C'est la sensation de faim qui le
réveilla. Il était parti rapidement sans emporter de provisions. La
violence l'avait fait fuir. Avec l'hiver qui s'annonçait et la
guerre qui se rapprochait, la survie même du village était en
cause. Il se demanda si, lui aussi, aurait fait cela dans son
village. Son village ! Où était-il ? Cette mémoire
perdue était comme une plaie ouverte. Il connaissait trop de choses
sur la forge pour que ce soit un hasard. Il s'était cru forgeron.
Ici, il avait redécouvert les gestes de soins aux bêtes. Avait-il
eu un troupeau ? Il s'était vu comme un de ces paysans qu'il
avait vu dans le village. Maintenant il retrouvait des réflexes et
des gestes qui lui rappelaient les militaires. Avait-il été
soldat ?
Son ventre gargouilla le ramenant au
présent. Il allait descendre de son arbre quand il entendit du
bruit. Il se plaqua contre le tronc.
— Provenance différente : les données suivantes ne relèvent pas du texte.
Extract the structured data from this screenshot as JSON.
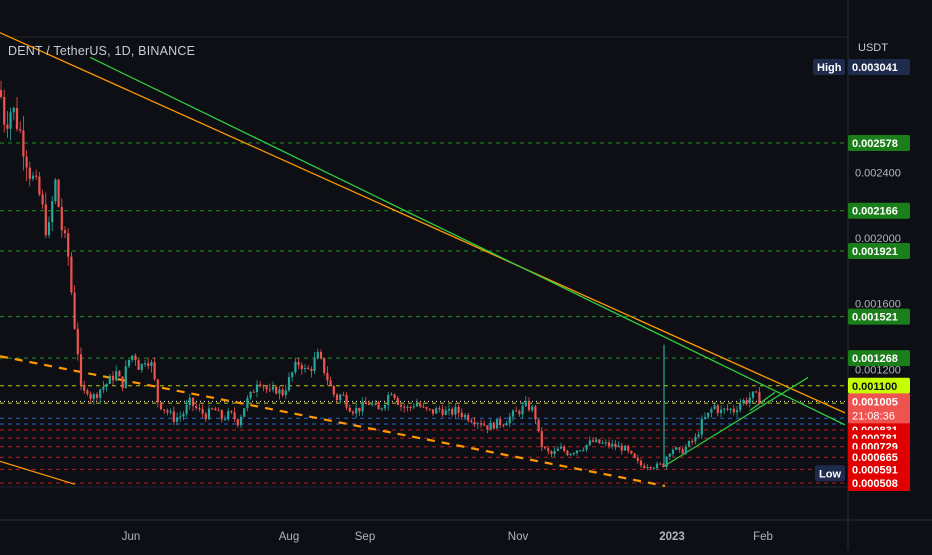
{
  "header": {
    "title": "DENT / TetherUS, 1D, BINANCE"
  },
  "axis": {
    "currency": "USDT"
  },
  "chart_data": {
    "type": "candlestick",
    "symbol": "DENT / TetherUS",
    "interval": "1D",
    "exchange": "BINANCE",
    "ylim": [
      0.00047,
      0.0031
    ],
    "y_tick_labels": [
      "0.002400",
      "0.002000",
      "0.001600",
      "0.001200"
    ],
    "x_tick_labels": [
      "Jun",
      "Aug",
      "Sep",
      "Nov",
      "2023",
      "Feb"
    ],
    "stats": {
      "high": {
        "label": "High",
        "value": "0.003041"
      },
      "low": {
        "label": "Low",
        "value": "0.000567"
      },
      "last": {
        "value": "0.001005",
        "countdown": "21:08:36"
      }
    },
    "horizontal_levels": [
      {
        "value": "0.002578",
        "color": "#1a7f1a",
        "text_color": "#ffffff"
      },
      {
        "value": "0.002166",
        "color": "#1a7f1a",
        "text_color": "#ffffff"
      },
      {
        "value": "0.001921",
        "color": "#1a7f1a",
        "text_color": "#ffffff"
      },
      {
        "value": "0.001521",
        "color": "#1a7f1a",
        "text_color": "#ffffff"
      },
      {
        "value": "0.001268",
        "color": "#1a7f1a",
        "text_color": "#ffffff"
      },
      {
        "value": "0.001100",
        "color": "#c6ff00",
        "text_color": "#111111"
      },
      {
        "value": "0.000994",
        "color": "#c6ff00",
        "text_color": "#111111"
      },
      {
        "value": "0.000902",
        "color": "#1565e0",
        "text_color": "#ffffff"
      },
      {
        "value": "0.000867",
        "color": "#1565e0",
        "text_color": "#ffffff"
      },
      {
        "value": "0.000831",
        "color": "#e00000",
        "text_color": "#ffffff"
      },
      {
        "value": "0.000781",
        "color": "#e00000",
        "text_color": "#ffffff"
      },
      {
        "value": "0.000729",
        "color": "#e00000",
        "text_color": "#ffffff"
      },
      {
        "value": "0.000665",
        "color": "#e00000",
        "text_color": "#ffffff"
      },
      {
        "value": "0.000591",
        "color": "#e00000",
        "text_color": "#ffffff"
      },
      {
        "value": "0.000508",
        "color": "#e00000",
        "text_color": "#ffffff"
      }
    ],
    "price_path": [
      [
        0,
        0.0029
      ],
      [
        5,
        0.0027
      ],
      [
        12,
        0.0028
      ],
      [
        20,
        0.00265
      ],
      [
        30,
        0.0024
      ],
      [
        40,
        0.00225
      ],
      [
        48,
        0.002
      ],
      [
        55,
        0.00235
      ],
      [
        62,
        0.00205
      ],
      [
        68,
        0.0019
      ],
      [
        74,
        0.0015
      ],
      [
        78,
        0.0013
      ],
      [
        82,
        0.001
      ],
      [
        86,
        0.0011
      ],
      [
        92,
        0.00102
      ],
      [
        100,
        0.00108
      ],
      [
        108,
        0.00112
      ],
      [
        116,
        0.00118
      ],
      [
        122,
        0.0011
      ],
      [
        128,
        0.00125
      ],
      [
        134,
        0.0013
      ],
      [
        140,
        0.0012
      ],
      [
        146,
        0.00128
      ],
      [
        152,
        0.00122
      ],
      [
        158,
        0.001
      ],
      [
        166,
        0.00095
      ],
      [
        174,
        0.0009
      ],
      [
        182,
        0.00092
      ],
      [
        190,
        0.001
      ],
      [
        198,
        0.00095
      ],
      [
        206,
        0.00092
      ],
      [
        214,
        0.00096
      ],
      [
        222,
        0.0009
      ],
      [
        230,
        0.00093
      ],
      [
        238,
        0.00088
      ],
      [
        246,
        0.001
      ],
      [
        252,
        0.00105
      ],
      [
        258,
        0.00115
      ],
      [
        264,
        0.0011
      ],
      [
        270,
        0.00105
      ],
      [
        276,
        0.00108
      ],
      [
        282,
        0.00105
      ],
      [
        288,
        0.00112
      ],
      [
        294,
        0.0012
      ],
      [
        300,
        0.00125
      ],
      [
        306,
        0.00118
      ],
      [
        312,
        0.00122
      ],
      [
        318,
        0.00128
      ],
      [
        324,
        0.0012
      ],
      [
        330,
        0.0011
      ],
      [
        336,
        0.00102
      ],
      [
        342,
        0.00105
      ],
      [
        348,
        0.00098
      ],
      [
        354,
        0.00095
      ],
      [
        362,
        0.00097
      ],
      [
        370,
        0.001
      ],
      [
        378,
        0.00094
      ],
      [
        386,
        0.00102
      ],
      [
        392,
        0.00108
      ],
      [
        400,
        0.00098
      ],
      [
        408,
        0.00096
      ],
      [
        416,
        0.001
      ],
      [
        424,
        0.00095
      ],
      [
        432,
        0.00094
      ],
      [
        440,
        0.00096
      ],
      [
        448,
        0.00093
      ],
      [
        456,
        0.00095
      ],
      [
        464,
        0.00092
      ],
      [
        472,
        0.0009
      ],
      [
        480,
        0.00088
      ],
      [
        488,
        0.00085
      ],
      [
        496,
        0.00087
      ],
      [
        504,
        0.00088
      ],
      [
        512,
        0.00092
      ],
      [
        520,
        0.00095
      ],
      [
        526,
        0.00098
      ],
      [
        532,
        0.00096
      ],
      [
        536,
        0.0009
      ],
      [
        540,
        0.00075
      ],
      [
        546,
        0.0007
      ],
      [
        552,
        0.00068
      ],
      [
        560,
        0.00072
      ],
      [
        568,
        0.00069
      ],
      [
        576,
        0.00071
      ],
      [
        584,
        0.00073
      ],
      [
        592,
        0.00076
      ],
      [
        600,
        0.00075
      ],
      [
        608,
        0.00074
      ],
      [
        616,
        0.00073
      ],
      [
        624,
        0.00072
      ],
      [
        630,
        0.00068
      ],
      [
        636,
        0.00064
      ],
      [
        642,
        0.00061
      ],
      [
        648,
        0.00062
      ],
      [
        656,
        0.00061
      ],
      [
        664,
        0.00062
      ],
      [
        668,
        0.0007
      ],
      [
        674,
        0.00072
      ],
      [
        680,
        0.00069
      ],
      [
        688,
        0.00074
      ],
      [
        696,
        0.00078
      ],
      [
        702,
        0.00088
      ],
      [
        708,
        0.00092
      ],
      [
        714,
        0.00098
      ],
      [
        720,
        0.00094
      ],
      [
        728,
        0.00096
      ],
      [
        734,
        0.00095
      ],
      [
        740,
        0.001
      ],
      [
        746,
        0.00101
      ],
      [
        752,
        0.00104
      ],
      [
        758,
        0.00103
      ],
      [
        762,
        0.001
      ]
    ],
    "spike": {
      "x": 664,
      "value": 0.00135
    },
    "trendlines": [
      {
        "name": "orange-upper",
        "color": "#ff9800",
        "dashed": false,
        "p1": [
          0,
          0.00325
        ],
        "p2": [
          845,
          0.000935
        ]
      },
      {
        "name": "green-falling",
        "color": "#2ecc40",
        "dashed": false,
        "p1": [
          90,
          0.0031
        ],
        "p2": [
          845,
          0.000862
        ]
      },
      {
        "name": "orange-mid-dashed",
        "color": "#ff9800",
        "dashed": true,
        "p1": [
          0,
          0.00128
        ],
        "p2": [
          665,
          0.00049
        ]
      },
      {
        "name": "orange-lower",
        "color": "#ff9800",
        "dashed": false,
        "p1": [
          0,
          0.00064
        ],
        "p2": [
          75,
          0.0005
        ]
      },
      {
        "name": "green-rising",
        "color": "#2ecc40",
        "dashed": false,
        "p1": [
          664,
          0.00061
        ],
        "p2": [
          808,
          0.00115
        ]
      },
      {
        "name": "green-short-up",
        "color": "#2ecc40",
        "dashed": false,
        "p1": [
          750,
          0.00095
        ],
        "p2": [
          775,
          0.00106
        ]
      }
    ]
  }
}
Il était assez haut pour être
protégé. Il entendit arriver des soldats qui s'arrêtèrent dans
la clairière non loin de là. Ils discutèrent entre eux pour
retrouver leur chemin. Il se pencha un peu en avant pour les
apercevoir. Il ne distingua pas grand chose. Quelques uniformes
chamarrés tranchaient sur le vert sombre de la forêt. Il se
rencogna contre le tronc quand les tracks se remirent au trot.
Névtelen eut une brève vision du groupe quand ils passèrent juste
sous sa branche. Aucun ne leva la tête. Il attendit un peu et
commença sa descente. C'est alors qu'il y eut comme un aboiement de
chenvien, mais un chenvien enroué. Il se posa la question de ce qui
pouvait crier comme cela. Cela lui évoqua une bête assez grosse. Il
préféra prendre son marteau à la main. La question de la direction
se posa. Les cris venaient de la direction prise par les soldats, il
décida de partir dans l'autre sens. Son estomac attendrait. Il
partit en petites foulées. La matinée passa comme cela. Près d'un
ruisseau, il fit une pause pour se désaltérer. Il fouilla son
baluchon. Il trouva une galette desséchée qu'il avait mise là au
cas où quand il avait entendu les premières réflexions sur « ces
réfugiés qui venaient piller le bien des honnêtes gens ». Il
mâcha longuement. Il n'irait pas loin avec aussi peu de provision.
C'est à ce moment-là que sans un bruit, il vit le loup. Névtelen
qui s'était appuyé contre un arbre, ne bougea plus. Le loup était
assez loin. Il espéra qu'il ne l'avait pas vu. En plus sa chasse
avait été bonne. Il transportait dans sa gueule un jako à en juger
par la forme. Névtelen retenait sa respiration. Avec une lenteur
calculée, il déplaça sa main pour attraper son marteau. Il sentit
le sol sous ses doigts. Les aiguilles heureusement ne crissaient pas.
Il commença à chercher le manche du marteau en tâtonnant, n'osant
pas quitter le loup des yeux. Il s'inquiétait de voir ce loup debout
là, un jako dans la gueule et qui ne bougeait pas. Ses doigts
rencontrèrent enfin quelque chose. Névtelen sursauta en retirant sa
main à toute vitesse. Il avait senti des poils. Il eut un instant de
panique en voyant la gueule noire d'un autre loup juste à côté de
lui. Et puis, ces yeux rencontrèrent d'autres yeux, des yeux rouges.
Il sauta sur ses pieds en reconnaissant le loup noir aux yeux rouges.
Il lui entoura le cou de ses bras, la bête ne bougea pas, émettant
même une sorte de ronronnement. Névtelen remarqua alors les autres
loups, allongés tout autour d'eux. La grosse bête aux yeux rouges à
qui il devait son marteau, était en fait l'alpha d'une meute de
loups noirs. Celui qui portait le jako se rapprocha et déposa son
fardeau à ses pieds. Névtelen se mit à rire :
- Alors là ! Voilà encore un
mystère de plus. Serais-je un homme-loup ?
Il n'attendit pas de réponse et se mit
à dévorer le jako qu'on lui avait amené. Quand il eut fini, la
louve aux yeux rouges se leva. Ce fut comme un signal, toute la
troupe fit comme elle. Deux loups engloutirent ce qui restait du
jako. La louve le poussa dans le dos et se mit en marche. Névtelen
se mit à la suivre. Elle accéléra le pas, Névtelen aussi. Elle
passa au petit trot, Névtelen se mit à courir. Autour d'eux, la
meute s'était déployée. Névtelen ne se posa plus de question. Il
était accueilli par ceux qui l'avaient reconnu. Il pensa qu'ils
allaient le conduire là où il pourrait retrouver la mémoire.